Eskişehirspor, Saracoğlu’nda maçın genelinde oyuna hakim gözüktü. İlk 15 dakika içinde Erkan Zengin’in uzuktan sert şutu Fenerbahçe kalesinin doksanından direkten döndü. Bu pozisyon sonrasında ise Goran’ın bir şutunın ikinci kez Fenerbahçe kalesi yan direğinden dönmesi olağanüstü büyük bir Fener şansıydı.
Kaleci Volkan’ın önemli birkaç gol kurtarışı ve de Eskişehirspor’un oyunun her iki yönünü çok iyi kullanan bir oyuncusu Alper vardı. Fenerbahçe oyuna hiç de iyi başlamadı. Özellikle orta sahayı rakibine resmen teslim etti. İlk yarıda bu görüntülerde Eskişehir bir türlü gol bulamazken, maçın ilk 45 dakikası her iki tarafınn da gol atmadan eşitlikle soyunma odasına gitmesiyle sonuçlandı.
İkinci yarı başlarında ise Cristian Baroni’nin güzel bir golüyle Fenerbahçe kendi evinde öne geçti.

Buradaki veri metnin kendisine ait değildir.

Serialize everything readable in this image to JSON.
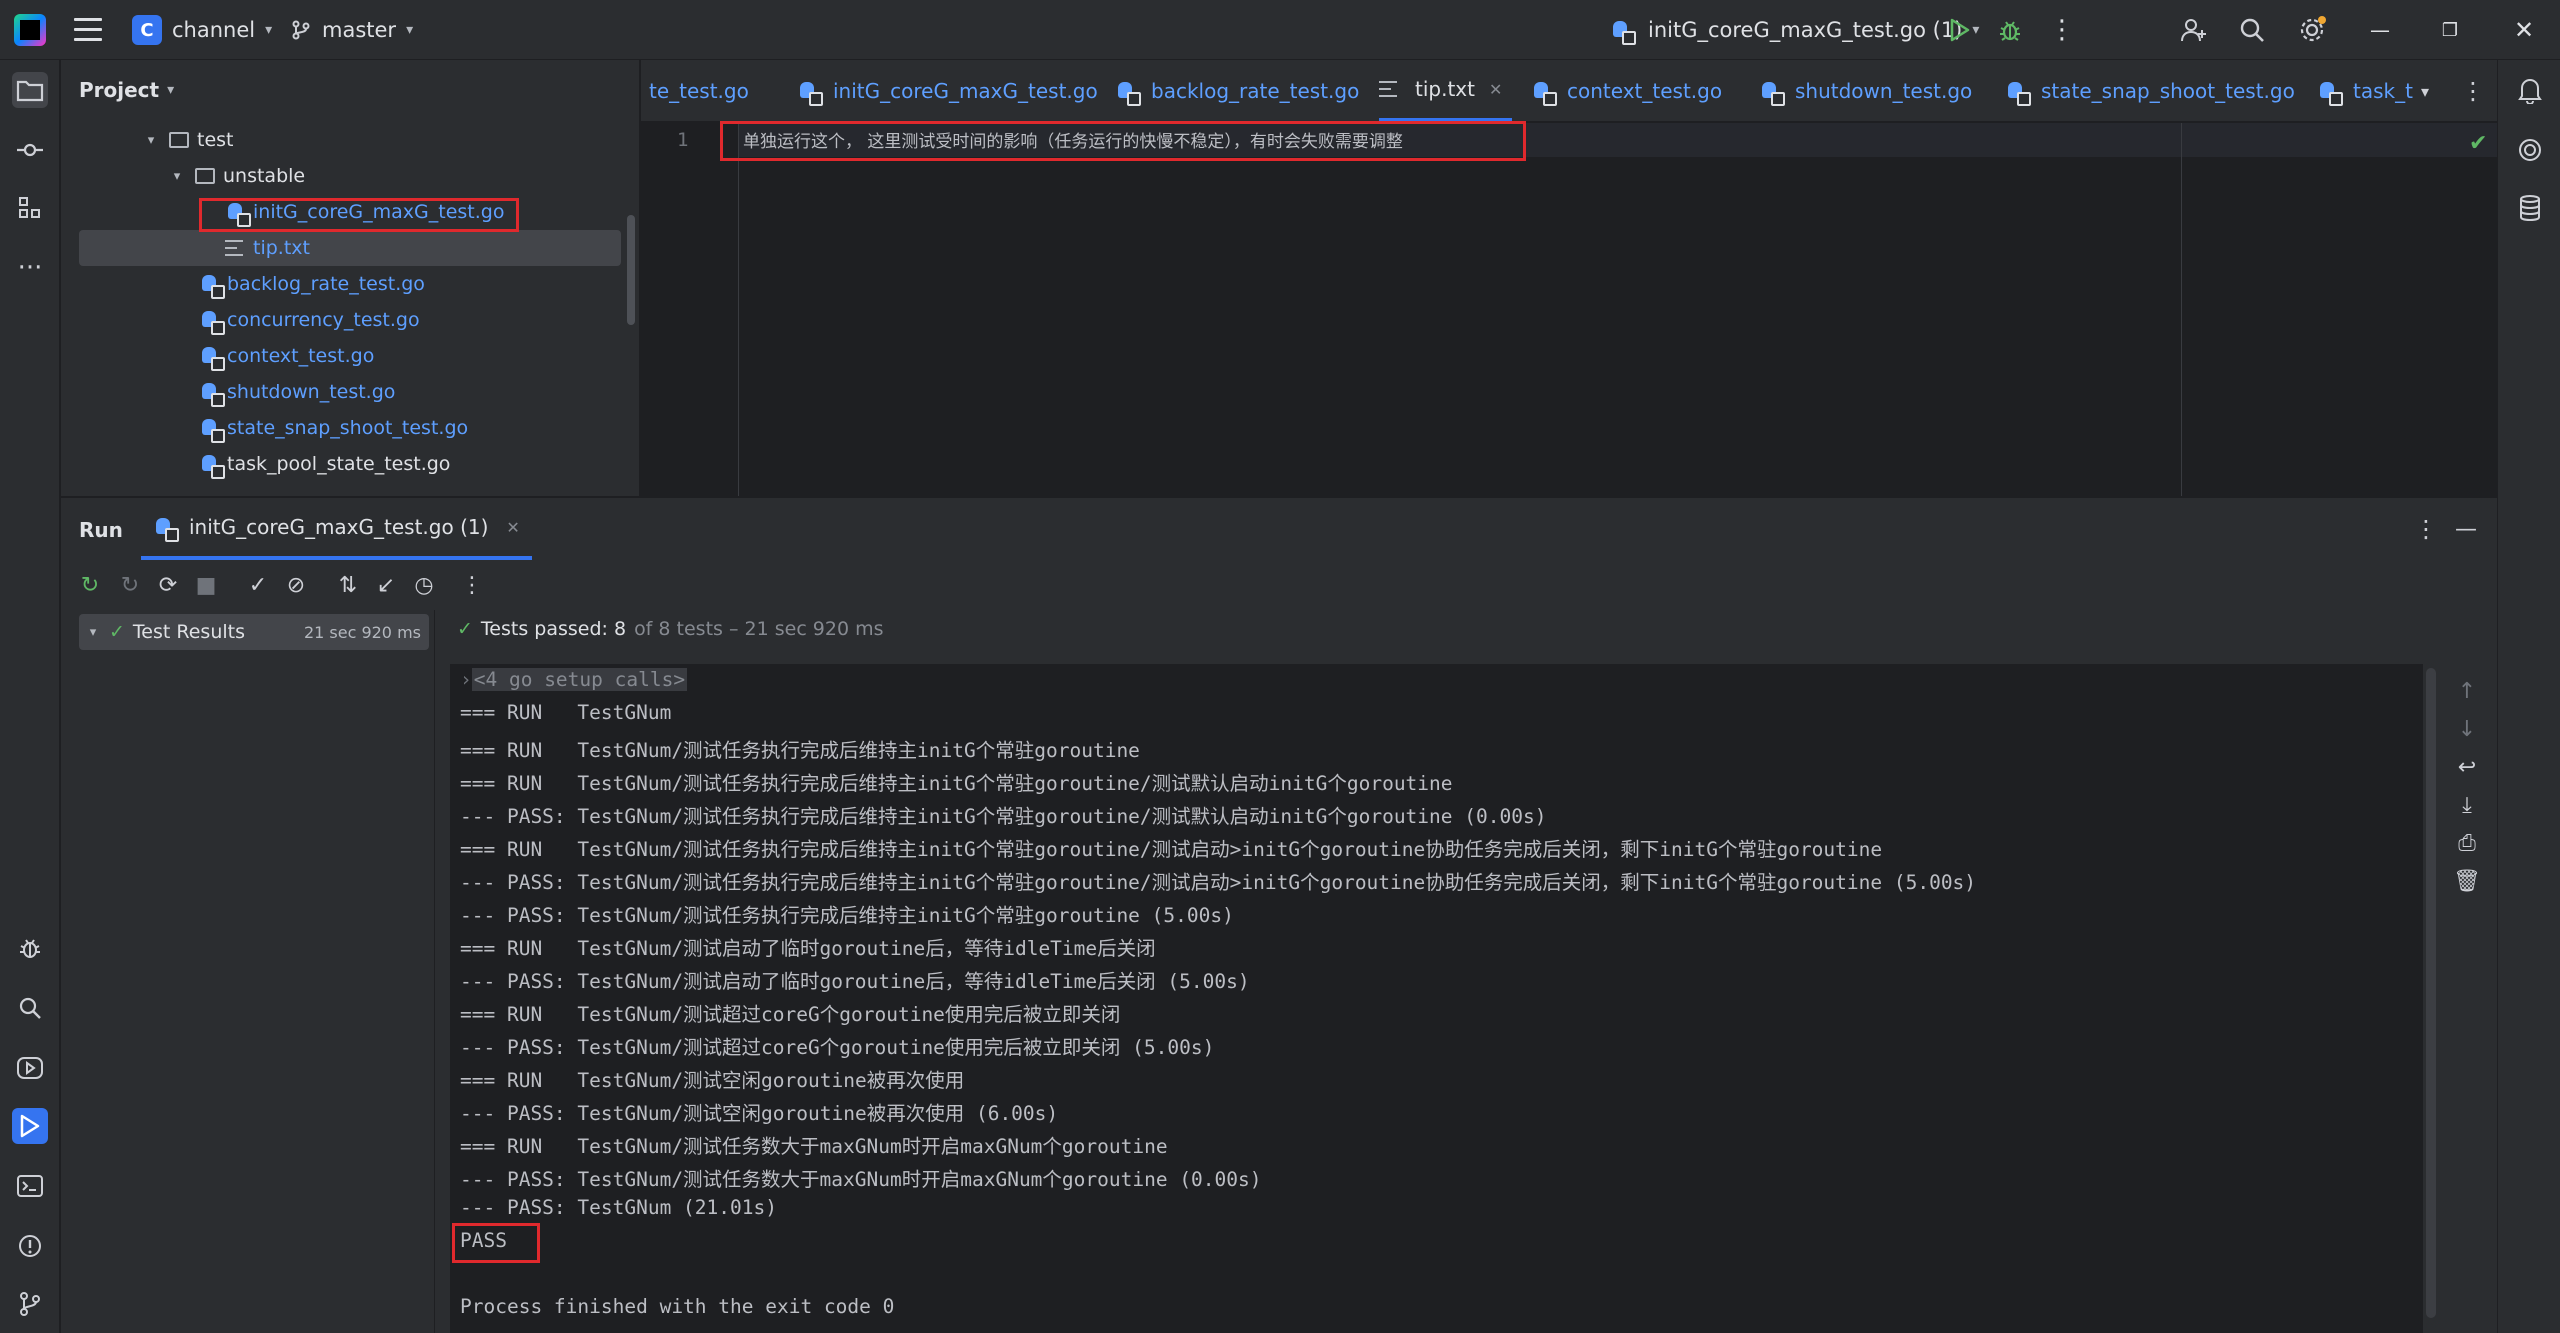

Ama pozisyon üretiminde bu golden sonra olağanüstü verime sahip değildi. Aykut Hoca’yı hakikatten bazen anlıyamıyorum, üst düzey yeteneklere sahip gördüğümüz Salih Uçan neden maça ilk 11’de çıkmıyor veya çıkarılmıyor? Daha geçen hafta Ordu deplasmanında mükemmel futbol sergileyip, mükemmel 2 gol atıp Fenerbahçe’nin şampiyonluk yoluna yeşil ışık yakan Salih değil miydi? Aylardır ilk 18’e bile girmekte zorlanan Krasic oyuna ikinci yarının ortalarında görevlendiriliyorsa Salih neden bir kez daha sorgularımıza cevaben alınmıyor. İşte buralarda Aykut Kocaman’ı anlamış değilim.
Ligin boyunun kısaldığı bu dönemde süper futbol, iyi futbsol beklentisi içinde asla değilim. Az pozisyon bulup, arada derede bir gol bulup da üç puanı alabiliyorsan yeterli. Dünkü Eskişehir karşısında iyi futbol oynamasan bile zirve yarışında ezeli rakibin Galatasaray’la yan yan yolunuza devam ediyorsunuz.
Yorgun ayaklar gözüktü Fenerbahçe. Buna rağmen bir gol buldu Baroni ile üç puanı aldıysa futbolun da kaderi olarak Fenerbahçe şansını devam ettiriyor diyerek yazımı noktalıyorum.